Высокий тринадцатилетний Горыня брёл мимо и ловил сачком кузнечиков. В белом кепи с длинным козырьком, с покрывалом на голове, в длинной белой косоворотке по колено, он походил на большую соляную глыбу.

– Не хочет она для него инвалидность, говорит, не дурачок он, а просто особенный, – объяснил председатель.

– Как же, особенный! В глаза не смотрит, слова повторяет, на велосипеде ездить не умеет, и тряпка эта вечно на голове.

Мимо шла Станислава.

– Красна девица, вся в мать, а, председатель? – снова толкнул его плечом Ермолаич. – В наше время к такой уже под подол лазили.

– Дурак.

– Эх, не везёт Ольке, давно бы третий разряд получила, если бы норму детей на мать-героиню каждый раз не двигали. Сначала пять было, потом семь, теперь вот десять. Ей бы ещё одного, и разряд в кармане, хотя бы пожрать по-человечески. Только у этого алкаша видать семя-то самогоном разбавилось, ни на что теперь не способен. Может, ты ей подсобишь? – хлебороб похабно подмигнул председателю.

– Да, дети без воспитания, и Хельга в печали, – кивнул косматый Борис Некрасович. – Уволю! На север сошлют, ёлки валить. Какой он к чертям агроном, с майских не просыхает. Да только Хельга следом за ним попрётся. Детишек жалко, рахитами вырастут.

– Уговорить бы её. Как? – задумчиво произнёс хлебороб. – Куклы они и есть куклы, одно слово спасюки. Как говорится, вольному воля, спасённому рай.

«Ермолаич с семьёй появился в нашем колхозе три года назад. Ходил слух, что его сослали, якобы за махинации с жильём. Прохвост он ещё тот, правда вкалывал крепче всех».

Валентин, стараясь не шуметь, отвернулся от окна. На стене висел плакат с чумазым рабочим и подписью пролетарским шрифтом: «Иди в баню после работы».

Курочкины проживали в колхозе Изобильный Соль-Илецкого района Оренбургской области Московской ССР. Отец Вадим Чеславович Курочкин работал агрономом. Вернее сказать, числился. Большую часть времени он беспробудно пил. Потому существовали они на стандартное довольствие в обычном сельском домишке на четыре комнаты без кухни, холодильника и прочих благ. Если бы в нашем обеспеченном мире существовало понятие «бедность», то можно сказать, что жили они бедно.

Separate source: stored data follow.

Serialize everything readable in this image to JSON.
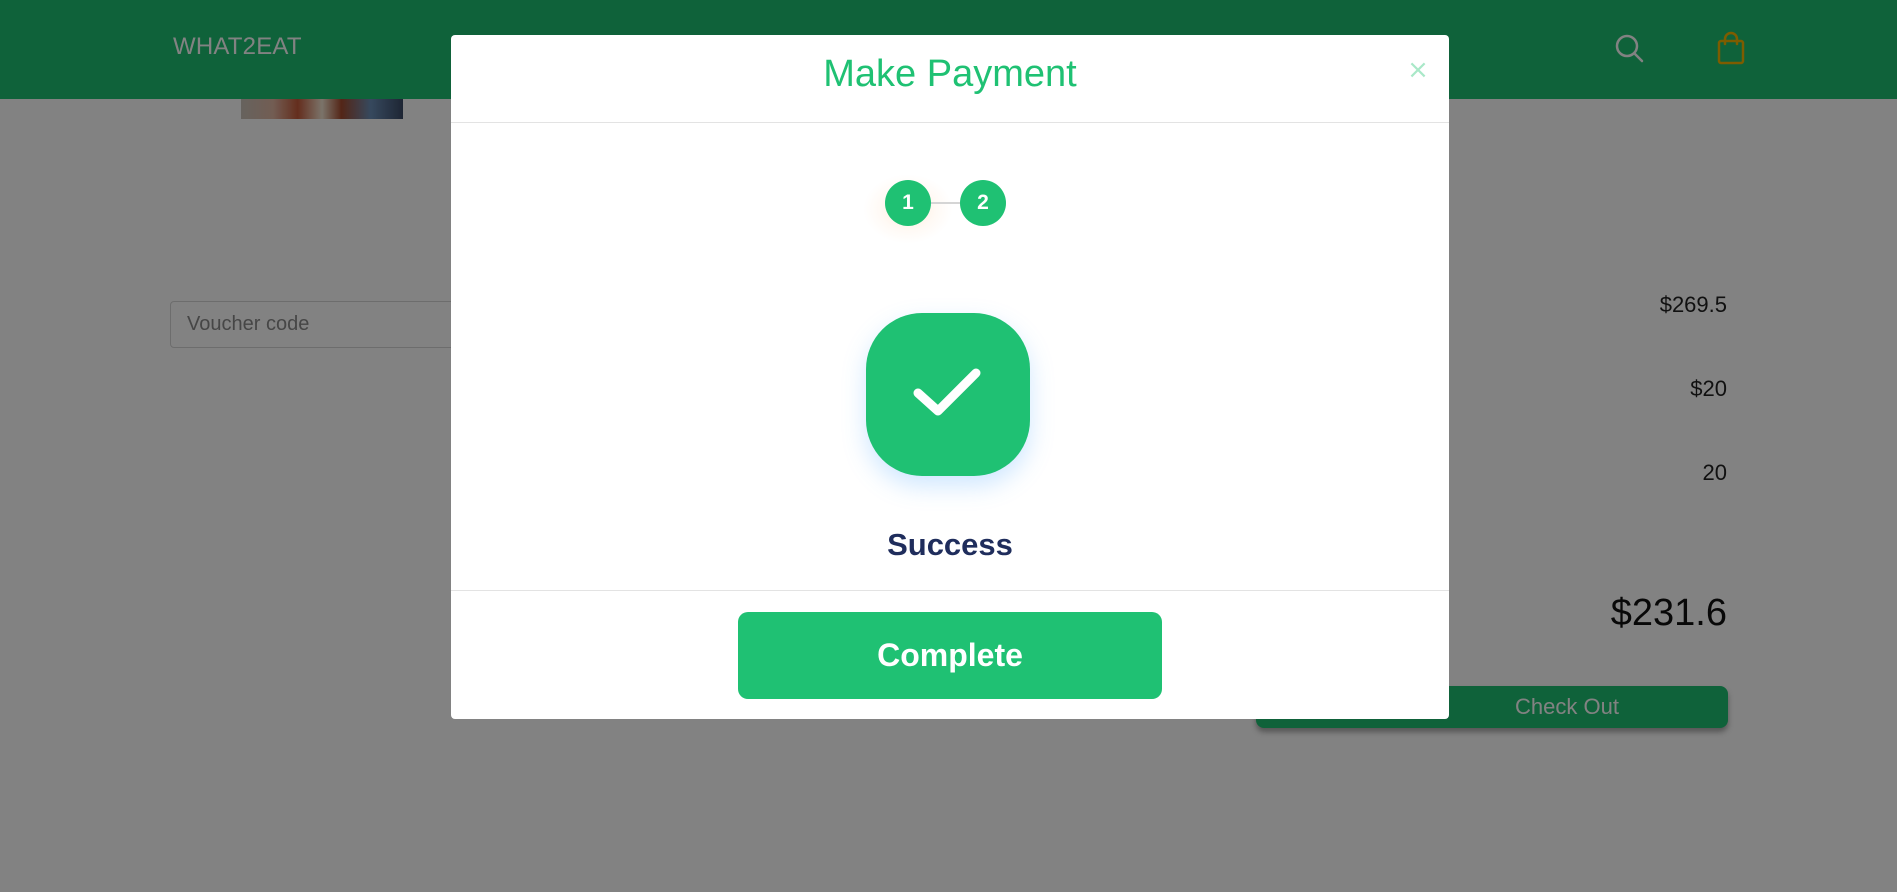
{
  "navbar": {
    "brand": "WHAT2EAT",
    "icons": [
      "search-icon",
      "shopping-bag-icon"
    ],
    "accent_color": "#1fc173",
    "cart_icon_color": "#f5b400"
  },
  "cart": {
    "voucher_placeholder": "Voucher code",
    "subtotal": "$269.5",
    "shipping": "$20",
    "discount": "20",
    "total": "$231.6",
    "checkout_label": "Check Out"
  },
  "modal": {
    "title": "Make Payment",
    "close_symbol": "×",
    "steps": [
      "1",
      "2"
    ],
    "status_icon": "checkmark-icon",
    "status_text": "Success",
    "complete_label": "Complete",
    "title_color": "#1fc173",
    "status_text_color": "#1f2d5c"
  }
}
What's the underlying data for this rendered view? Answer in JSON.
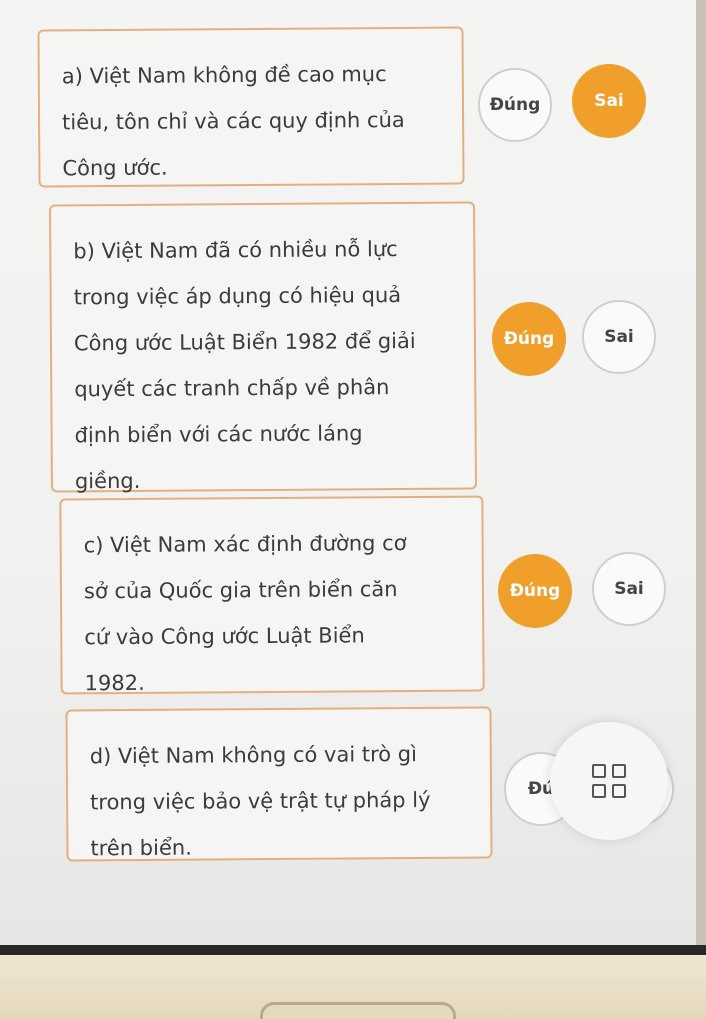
{
  "questions": [
    {
      "text": "a) Việt Nam không đề cao mục\ntiêu, tôn chỉ và các quy định của\nCông ước.",
      "true_label": "Đúng",
      "false_label": "Sai",
      "selected": "false"
    },
    {
      "text": "b) Việt Nam đã có nhiều nỗ lực\ntrong việc áp dụng có hiệu quả\nCông ước Luật Biển 1982 để giải\nquyết các tranh chấp về phân\nđịnh biển với các nước láng\ngiềng.",
      "true_label": "Đúng",
      "false_label": "Sai",
      "selected": "true"
    },
    {
      "text": "c) Việt Nam xác định đường cơ\nsở của Quốc gia trên biển căn\ncứ vào Công ước Luật Biển\n1982.",
      "true_label": "Đúng",
      "false_label": "Sai",
      "selected": "true"
    },
    {
      "text": "d) Việt Nam không có vai trò gì\ntrong việc bảo vệ trật tự pháp lý\ntrên biển.",
      "true_label": "Đú",
      "false_label": "",
      "selected": "none"
    }
  ],
  "overlay": {
    "icon": "grid-icon"
  },
  "colors": {
    "accent": "#f0a02a",
    "card_border": "#e3b07d",
    "text": "#3b3b3b"
  }
}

А ведь было время, когда проживали они не где-нибудь, а в Крыму – цветущем крае, жемчужине самого СССР. Вадим Курочкин трудился ведущим виноградарем. Ласковое солнце, тёплое море, спелые фрукты. Валентин этого практически не помнил, в памяти сохранились только смутные ощущения, нечёткие вспышки пёстрого ковра из сочных цветов, пряных запахов и сладких вкусов. Но когда Валентину исполнилось шесть, а Станиславе три, родился беленький Горыня, и отец запил, страшно и беспробудно. Курочкина скоренько сослали в Оренбургскую область, даже не мурыжили для порядка по комсомольским и партийным товарищеским судам.

«Не оттого мы бедствовали, что в нашей жизни недоставало свиной грудинки, какао или сгущённого молока. Пьянство отца пропитывало смрадом перегара всё детство Курочкиных ребятишек. Все они, и старшие, и младшие, росли в душной атмосфере уныния, грязной брани и безнадёги».

«Хорошо бы ему как-нибудь сдохнуть. Может здоровье его наконец повредится от бездны выпитого, или лошадь его так лягнёт копытом в голову, что он околеет, или зимой замёрзнет в сугробе». Об этом мечтал Валентин, лёжа в душной комнате, уставившись в обсиженный мухами, давно требующий побелки, потолок.

«Нехорошо так. Отец всё-таки. Бесчестно это», – упрекнул Валентина его любимец, школьный учитель словесности Крив Милорадович Пастухов, в тот несчастливый день, когда он решился открыть ему свою душевную рану.

Конечно, отец. Никто не спорит. Вот только отец отцу рознь. Да и что с того, что отец, родитель. Что же ему теперь до конца жизни пятки целовать? Тем более такому – пропойце. Сколько горя ребятишки с матерью от него хватили, сколько слёз, обиды, искорёженных судеб, почерневших детских сердец. Для примера достаточно привести один лишь эпизод. А таковых наберётся немерено.

Когда Горыне было девять лет, мама случайно застала его, когда он трогал себя, в спальне мальчиков, где в это время находились шестилетний Истома и подросток Валентин. Она попыталась мягко, насколько могла, объяснить ему, что для этого следует уединяться.